Par contre, la décision de projeter un film de fiction inspiré par ces événements pour mieux apprécier les éléments factuels de la cause est plus inattendue. Bien que le tribunal reconnaisse qu’il ne s’agit pas d’un témoignage à valeur scientifique ou historique, on se demande comment l’interprétation artistique et forcément subjective d’un événement peut contribuer à la manifestation de la vérité.

Le poids des images et leur charge émotive paraissent difficilement compatibles avec l’objectivité de la justice.

3. La morale

Dans les quelque 164 années d’histoire de la Belgique indépendante, les événements du Rwanda de 1994 ont été une occasion unique pour notre pays de se couvrir de gloire et il a seulement réussi à se couvrir de honte : si la décision de retirer du Rwanda les soldats belges de la MINUAR pouvait, politiquement, se comprendre après le massacre des 10 para commandos belges au camp militaire de Kigali, le 7 avril 1994, en revanche, en encourageant les Nations Unies à quitter également le Rwanda (Rapport Mahoux-Verhofstadt de la Commission d’enquête parlementaire concernant les événements du Rwanda, Documents parlementaires, Sénat, 1997-1998, n° 1-611/7, 6 décembre 1997, pp. 546 et s.), la Belgique est devenue la tenante d’un libéralisme nouveau mais peu glorieux, celui du « laissez faire laissez tuer ».
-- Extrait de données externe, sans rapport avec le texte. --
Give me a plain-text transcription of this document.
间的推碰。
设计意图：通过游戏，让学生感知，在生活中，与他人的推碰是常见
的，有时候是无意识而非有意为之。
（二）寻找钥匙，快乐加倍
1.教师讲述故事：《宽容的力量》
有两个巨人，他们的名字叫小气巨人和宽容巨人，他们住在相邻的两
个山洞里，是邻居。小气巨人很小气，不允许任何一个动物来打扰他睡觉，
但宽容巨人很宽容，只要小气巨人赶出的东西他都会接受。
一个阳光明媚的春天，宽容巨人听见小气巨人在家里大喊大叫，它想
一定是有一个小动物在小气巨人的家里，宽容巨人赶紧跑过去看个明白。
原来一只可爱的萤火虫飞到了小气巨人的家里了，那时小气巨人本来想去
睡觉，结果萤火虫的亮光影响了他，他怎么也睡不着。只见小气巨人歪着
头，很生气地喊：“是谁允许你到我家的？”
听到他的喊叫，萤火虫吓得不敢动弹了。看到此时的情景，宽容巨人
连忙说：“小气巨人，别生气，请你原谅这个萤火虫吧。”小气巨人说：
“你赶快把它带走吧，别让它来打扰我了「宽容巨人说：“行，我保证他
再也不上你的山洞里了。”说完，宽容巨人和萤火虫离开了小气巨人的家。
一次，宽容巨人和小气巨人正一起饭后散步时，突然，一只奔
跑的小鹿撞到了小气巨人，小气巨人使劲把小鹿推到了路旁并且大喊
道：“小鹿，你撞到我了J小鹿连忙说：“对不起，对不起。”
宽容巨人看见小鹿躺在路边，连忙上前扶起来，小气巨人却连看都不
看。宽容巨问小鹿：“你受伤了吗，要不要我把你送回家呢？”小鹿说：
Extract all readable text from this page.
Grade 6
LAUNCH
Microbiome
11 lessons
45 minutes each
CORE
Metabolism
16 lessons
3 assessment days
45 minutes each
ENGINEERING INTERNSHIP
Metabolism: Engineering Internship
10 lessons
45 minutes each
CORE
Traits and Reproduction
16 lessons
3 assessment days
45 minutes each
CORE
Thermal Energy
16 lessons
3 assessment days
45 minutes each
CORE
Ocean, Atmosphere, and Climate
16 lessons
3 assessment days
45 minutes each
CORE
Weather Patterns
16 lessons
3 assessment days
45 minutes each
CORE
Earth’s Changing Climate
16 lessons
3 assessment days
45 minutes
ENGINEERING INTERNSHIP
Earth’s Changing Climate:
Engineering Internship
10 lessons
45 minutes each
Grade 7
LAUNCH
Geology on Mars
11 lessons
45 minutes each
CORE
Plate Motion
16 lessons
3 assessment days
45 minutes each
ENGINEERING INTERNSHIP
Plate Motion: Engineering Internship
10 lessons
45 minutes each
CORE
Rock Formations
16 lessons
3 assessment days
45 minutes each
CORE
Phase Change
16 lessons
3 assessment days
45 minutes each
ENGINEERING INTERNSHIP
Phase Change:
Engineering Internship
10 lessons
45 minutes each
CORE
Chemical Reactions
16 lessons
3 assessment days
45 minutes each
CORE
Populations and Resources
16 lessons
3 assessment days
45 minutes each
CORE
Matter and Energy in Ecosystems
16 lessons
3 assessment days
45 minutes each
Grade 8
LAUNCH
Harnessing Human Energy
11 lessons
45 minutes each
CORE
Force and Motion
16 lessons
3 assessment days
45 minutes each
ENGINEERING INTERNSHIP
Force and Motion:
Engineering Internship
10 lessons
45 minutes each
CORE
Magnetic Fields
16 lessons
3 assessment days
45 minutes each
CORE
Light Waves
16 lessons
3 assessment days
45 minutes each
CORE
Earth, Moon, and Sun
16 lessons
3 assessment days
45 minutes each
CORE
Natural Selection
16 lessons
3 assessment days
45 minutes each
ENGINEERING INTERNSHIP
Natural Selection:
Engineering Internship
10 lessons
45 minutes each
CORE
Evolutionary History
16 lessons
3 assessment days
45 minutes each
L’abandon des 2000 réfugiés de l’ETO par le contingent belge de la MINUAR, dans l’indifférence du sort tragique qui allait leur être réservé et qu’il était impossible de ne pas prévoir, va plus loin que l’aphorisme précité puisqu’on est passé de la métaphore aux actes. Le jugement du 8 décembre dernier ne rendra sans doute pas la vie aux 2000 personnes abandonnées aux machettes des génocidaires mais il est une première étape dans la restauration de l’honneur perdu par la Belgique le 11 avril 1994. Il n’y a pas qu’à Berlin qu’il y a des juges (sur la célèbre réponse « es gibt noch Richter in Berlin » du meunier à Frédéric II de Prusse qui voulait agrandir son domaine au détriment du terrain de son voisin, voy. Frédéric II de Prusse), il y en a aussi à Bruxelles, et ce sont eux qui permettront, peut-être, à la Belgique de se refaire une virginité humanitaire.